Ainsi, pour le PDG Will Shu, qui exprimait sa fierté d’entrer en bourse à Londres, la ville de naissance de Deliveroo, l’opération permettra à la société de poursuivre ses investissements dans le domaine de l’innovation. Elle continuera aussi de déployer de nouvelles technologies afin de soutenir ses activités et augmenter les possibilités pour sa clientèle.
En d’autres termes, cette stratégie de diversification vise à s’intéresser à de nouveaux secteurs d’activité. Spécialisée actuellement dans les repas grâce à des partenariats avec des restaurants, la plateforme de livraison envisage d’étendre ses services en s’associant désormais à des supermarchés.
À terme, Deliveroo vise à devenir une société alimentaire de premier plan. Elle compte poursuivre sur sa tendance actuelle alors qu’elle a démarré l’année 2021 sur des chapeaux de roue. Pour son PDG, le rêve est de profiter de la pleine croissance du marché de la livraison.
À la croisée des chemins
Deliveroo a été créée à Londres en 2013. La plateforme dispose d’un site web et d’une application pour le passage de commandes de repas qu’elle se donne pour objectif de livrer en moins d’une demi-heure. Son activité prend en compte aujourd’hui plus de 800 villes à travers des partenariats avec environ 115 000 restaurants dans 12 pays. Si elle a des concurrents de taille comme UberEats ou Just Eat, la société revendique 6 millions de clients par mois.
Le groupe n’a que 2 000 employés, mais dispose en revanche de 100 000 livreurs reconnaissables à leurs sacs à dos verts qu’ils portent. Cependant, leur situation précaire est régulièrement l’objet de condamnations de la part des ONG et des travailleurs eux-mêmes. Les livreurs dénoncent ainsi des tarifs de courses « injustes » et un manque de protection sociale, en plus des conditions de travail déjà considérées comme dangereuses. La prise en compte de ces critiques est l’un des défis parmi tant d’autres pour la compagnie : offrir davantage de sécurité à ses livreurs grâce à de meilleures assurances et une meilleure prise en charge des accidents de travail.

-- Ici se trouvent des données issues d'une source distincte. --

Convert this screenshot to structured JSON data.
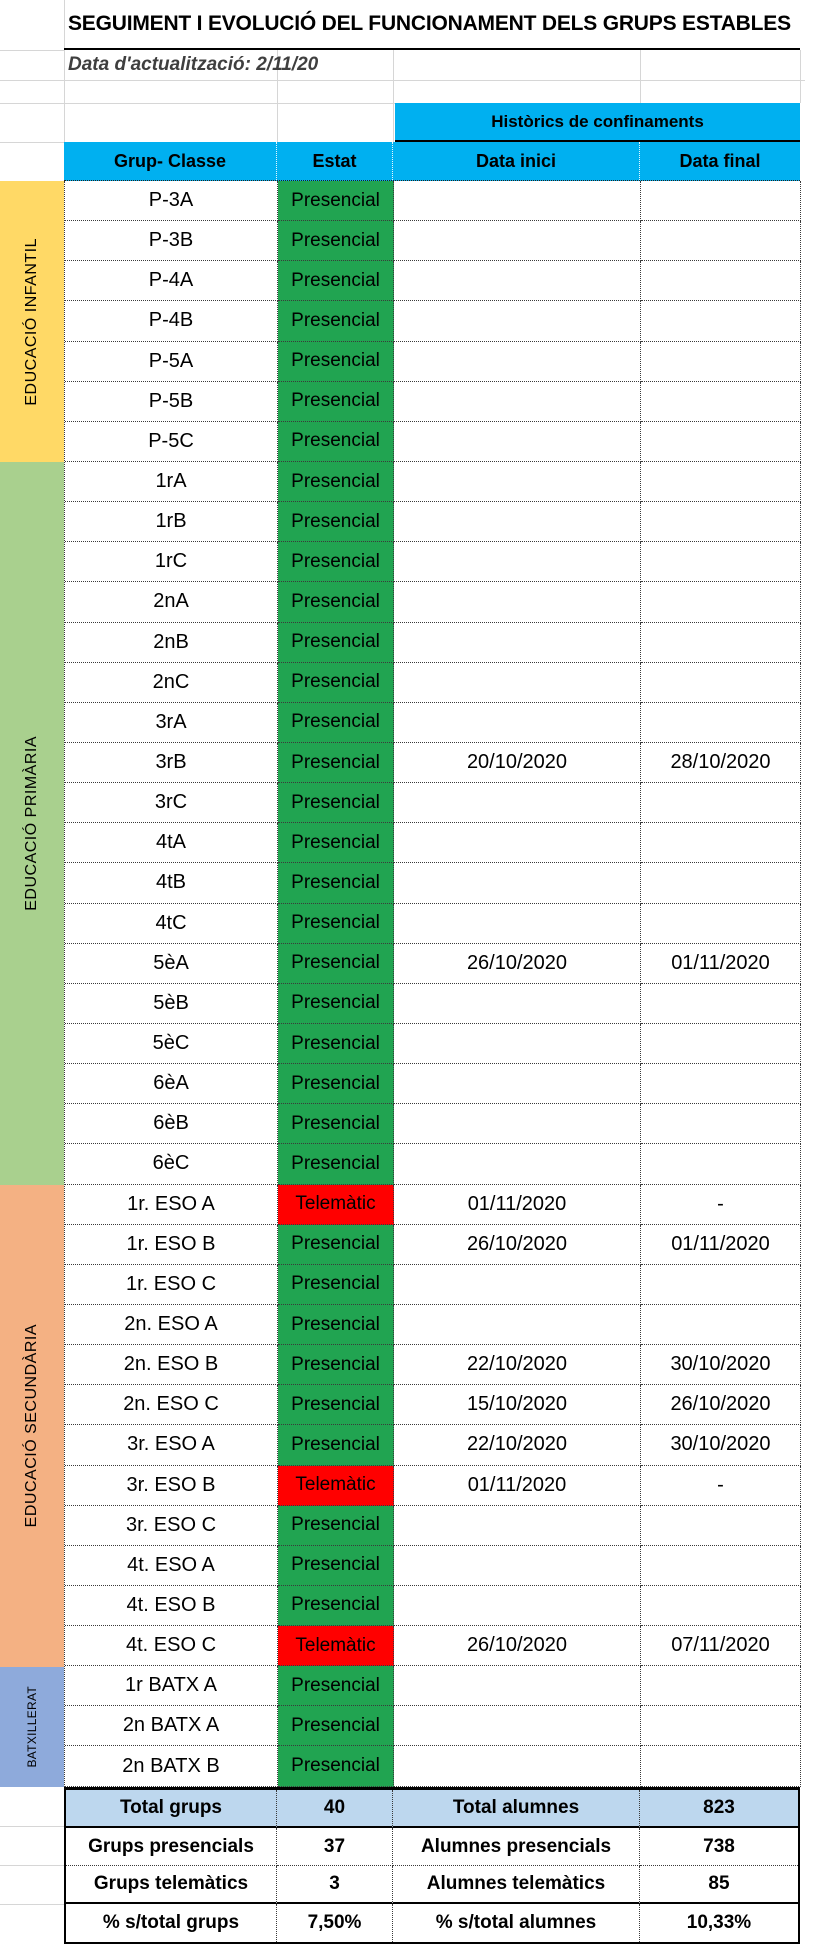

L’exposition médiatique accrue qui va avec une introduction en bourse et la pression des investisseurs pourront sans doute motiver Deliveroo à agir dans ce sens. Une prochaine décision de la Cour d’appel de Londres est d’ailleurs attendue pour déterminer si les livreurs britanniques peuvent négocier des conventions collectives afin d’obtenir de meilleures conditions de travail.
Au-delà de ces considérations, il faut noter que la rentabilité fera partie des objectifs à moyen terme de Deliveroo. Bientôt soumise à l’humeur du marché et aux fluctuations inhérentes à une cotation en bourse, la société devra plus que jamais faire attention en limitant ses pertes. Il faudra bien évidemment accroître le chiffre d’affaires et éviter les écueils récurrents pour les start-ups introduites en bourse.